Panzanella is the simplest and most deliciously delicious summer Italian salad. Sweet ripe tomatoes, crispy fragrant onions, tart dressing of olive oil and vinegar and slices stale bread, which is soaked in dressing and vegetable juices, – that’s the whole basic set for a refreshing salad, which, like it will be impossible by the way on a hot summer day. Decorate your panzanella Original serving in tomato bowls. These bowls can be served and as a vegetable side dish for meat dishes. one serving: (4 total) Calories 244, total fat 15 g, saturated fats, proteins 5 g, carbohydrates 24 g, fiber, mg, cholesterol mg., натрий мг., сахар г. Time: 30 мин. Complexity: easy Servings: 4 The recipes use volumetric containers with a volume of: 1 glass (st.) – 240 ml. 3/4 cup (st.) – 180 ml. 1/2 cup (Art.) – 120 ml. 1/3 cup (st.) – 80 ml. 1/4 cup (st.) – 60 ml 1 tablespoon (tbsp.) – 15 ml. 1 teaspoon (tsp) – 5 ml
Ingredients for the recipe:
- 4 large non-hybrid tomatoes of different colors, approximately 1.3 kg
- Half a red onion, sliced in thin half rings
- 3 tbsp. l red wine vinegar, divide + a little over the need
- 1/4 Art. garlic flavored olive oil + a little bit over the need
- 120 gr. thin sticks of grissini, broken into pieces of 1 cm.

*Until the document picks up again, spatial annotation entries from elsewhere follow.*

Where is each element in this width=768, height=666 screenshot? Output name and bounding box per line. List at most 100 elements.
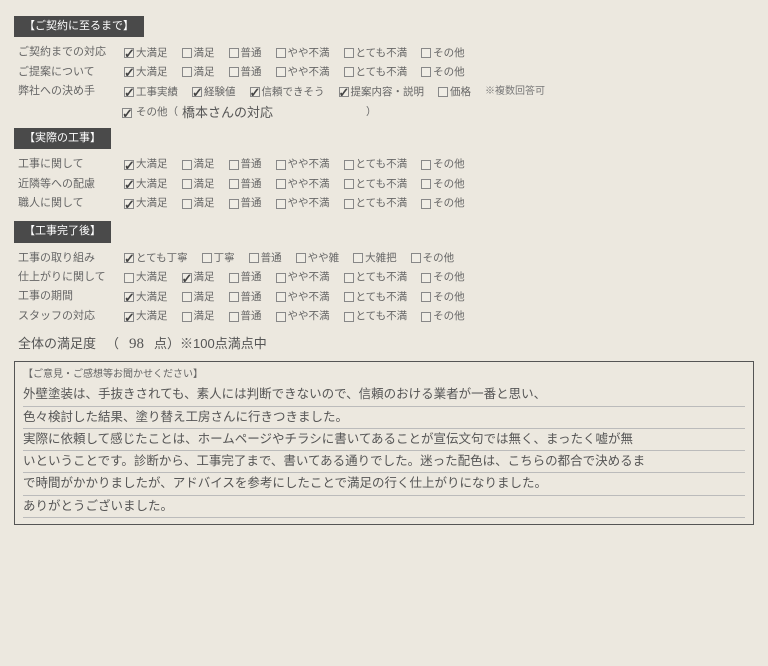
checkbox-icon[interactable]	[124, 160, 134, 170]
checkbox-icon[interactable]	[276, 312, 286, 322]
checkbox-icon[interactable]	[124, 48, 134, 58]
option[interactable]: その他	[411, 251, 455, 266]
checkbox-icon[interactable]	[276, 48, 286, 58]
option[interactable]: その他	[421, 65, 465, 80]
checkbox-icon[interactable]	[229, 67, 239, 77]
checkbox-icon[interactable]	[353, 253, 363, 263]
checkbox-icon[interactable]	[296, 253, 306, 263]
checkbox-icon[interactable]	[344, 312, 354, 322]
checkbox-icon[interactable]	[250, 87, 260, 97]
checkbox-icon[interactable]	[229, 179, 239, 189]
checkbox-icon[interactable]	[344, 273, 354, 283]
checkbox-icon[interactable]	[344, 67, 354, 77]
option[interactable]: 普通	[229, 196, 262, 211]
checkbox-icon[interactable]	[229, 292, 239, 302]
checkbox-icon[interactable]	[421, 273, 431, 283]
option[interactable]: 満足	[182, 309, 215, 324]
option[interactable]: その他	[421, 196, 465, 211]
checkbox-icon[interactable]	[421, 67, 431, 77]
checkbox-icon[interactable]	[276, 273, 286, 283]
option[interactable]: やや不満	[276, 196, 330, 211]
checkbox-icon[interactable]	[124, 312, 134, 322]
option[interactable]: その他	[421, 46, 465, 61]
option[interactable]: 大満足	[124, 157, 168, 172]
checkbox-icon[interactable]	[229, 312, 239, 322]
option[interactable]: 大満足	[124, 46, 168, 61]
checkbox-icon[interactable]	[122, 108, 132, 118]
checkbox-icon[interactable]	[124, 253, 134, 263]
checkbox-icon[interactable]	[438, 87, 448, 97]
option[interactable]: 丁寧	[202, 251, 235, 266]
option[interactable]: とても不満	[344, 65, 408, 80]
option[interactable]: 提案内容・説明	[339, 85, 425, 100]
option[interactable]: とても不満	[344, 177, 408, 192]
checkbox-icon[interactable]	[229, 48, 239, 58]
option[interactable]: 大満足	[124, 196, 168, 211]
option[interactable]: 普通	[229, 270, 262, 285]
option[interactable]: 普通	[229, 46, 262, 61]
checkbox-icon[interactable]	[124, 292, 134, 302]
option[interactable]: 普通	[229, 157, 262, 172]
checkbox-icon[interactable]	[421, 179, 431, 189]
option[interactable]: 満足	[182, 290, 215, 305]
checkbox-icon[interactable]	[124, 179, 134, 189]
option[interactable]: 大満足	[124, 270, 168, 285]
checkbox-icon[interactable]	[421, 312, 431, 322]
option[interactable]: 満足	[182, 196, 215, 211]
option[interactable]: その他	[421, 309, 465, 324]
checkbox-icon[interactable]	[339, 87, 349, 97]
checkbox-icon[interactable]	[421, 199, 431, 209]
checkbox-icon[interactable]	[276, 199, 286, 209]
checkbox-icon[interactable]	[182, 199, 192, 209]
option[interactable]: 普通	[229, 65, 262, 80]
option[interactable]: 普通	[229, 309, 262, 324]
option[interactable]: 普通	[249, 251, 282, 266]
option[interactable]: 大雑把	[353, 251, 397, 266]
option[interactable]: とても丁寧	[124, 251, 188, 266]
checkbox-icon[interactable]	[182, 67, 192, 77]
checkbox-icon[interactable]	[421, 292, 431, 302]
checkbox-icon[interactable]	[182, 160, 192, 170]
option[interactable]: 満足	[182, 157, 215, 172]
option[interactable]: 満足	[182, 177, 215, 192]
option[interactable]: その他	[421, 290, 465, 305]
checkbox-icon[interactable]	[182, 292, 192, 302]
option[interactable]: やや不満	[276, 157, 330, 172]
option[interactable]: やや雑	[296, 251, 340, 266]
option[interactable]: やや不満	[276, 270, 330, 285]
option[interactable]: とても不満	[344, 196, 408, 211]
checkbox-icon[interactable]	[276, 292, 286, 302]
option[interactable]: やや不満	[276, 46, 330, 61]
checkbox-icon[interactable]	[276, 67, 286, 77]
checkbox-icon[interactable]	[124, 199, 134, 209]
checkbox-icon[interactable]	[192, 87, 202, 97]
checkbox-icon[interactable]	[182, 312, 192, 322]
checkbox-icon[interactable]	[344, 160, 354, 170]
option[interactable]: その他	[421, 270, 465, 285]
checkbox-icon[interactable]	[344, 48, 354, 58]
checkbox-icon[interactable]	[182, 179, 192, 189]
checkbox-icon[interactable]	[229, 273, 239, 283]
checkbox-icon[interactable]	[229, 160, 239, 170]
option[interactable]: やや不満	[276, 290, 330, 305]
checkbox-icon[interactable]	[276, 160, 286, 170]
option[interactable]: やや不満	[276, 65, 330, 80]
checkbox-icon[interactable]	[344, 292, 354, 302]
option[interactable]: 大満足	[124, 65, 168, 80]
checkbox-icon[interactable]	[421, 160, 431, 170]
option[interactable]: 満足	[182, 65, 215, 80]
checkbox-icon[interactable]	[411, 253, 421, 263]
option[interactable]: 経験値	[192, 85, 236, 100]
option[interactable]: その他	[421, 177, 465, 192]
option[interactable]: 普通	[229, 177, 262, 192]
option[interactable]: 大満足	[124, 309, 168, 324]
option[interactable]: とても不満	[344, 270, 408, 285]
option[interactable]: その他	[421, 157, 465, 172]
option[interactable]: とても不満	[344, 290, 408, 305]
checkbox-icon[interactable]	[124, 87, 134, 97]
option[interactable]: 満足	[182, 46, 215, 61]
checkbox-icon[interactable]	[124, 273, 134, 283]
option[interactable]: とても不満	[344, 157, 408, 172]
option[interactable]: 大満足	[124, 290, 168, 305]
option[interactable]: 工事実績	[124, 85, 178, 100]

Recipes with similar ingredients: tomatoes, red onions, wine vinegar, white bread
Recipe preparation:
- Cut 0.5 cm on top of each tomato and set aside cut off cap. Use a serrated knife to cut the inner membrane without piercing the tomato. Scoop with a spoon membranes and seeds and place on a sieve mounted above a bowl. Hollow tomatoes and their membranes, salt and pepper.
- Put the onions in a small bowl and pour 2 tbsp. l vinegar. Add a pinch of salt and leave for 10 minutes to make onion taste softer. In a bowl, mix with a whisk 1 tbsp. l vinegar, garlic oil and 1/4 Art. tomato fluid from under the membranes. Salt and pepper.
- Coarsely chop the membranes of tomatoes and put in a bowl. Add onion, previously draining the marinade from it, and pieces of grissini. Pour on dressing and mix well. Of necessity salt, pepper, add more oil, tomato liquid or vinegar so that the whole mixture is evenly moistened. Fill each Tomato 1/4 of the filling and cover with cut lids. Refrigerate before serving.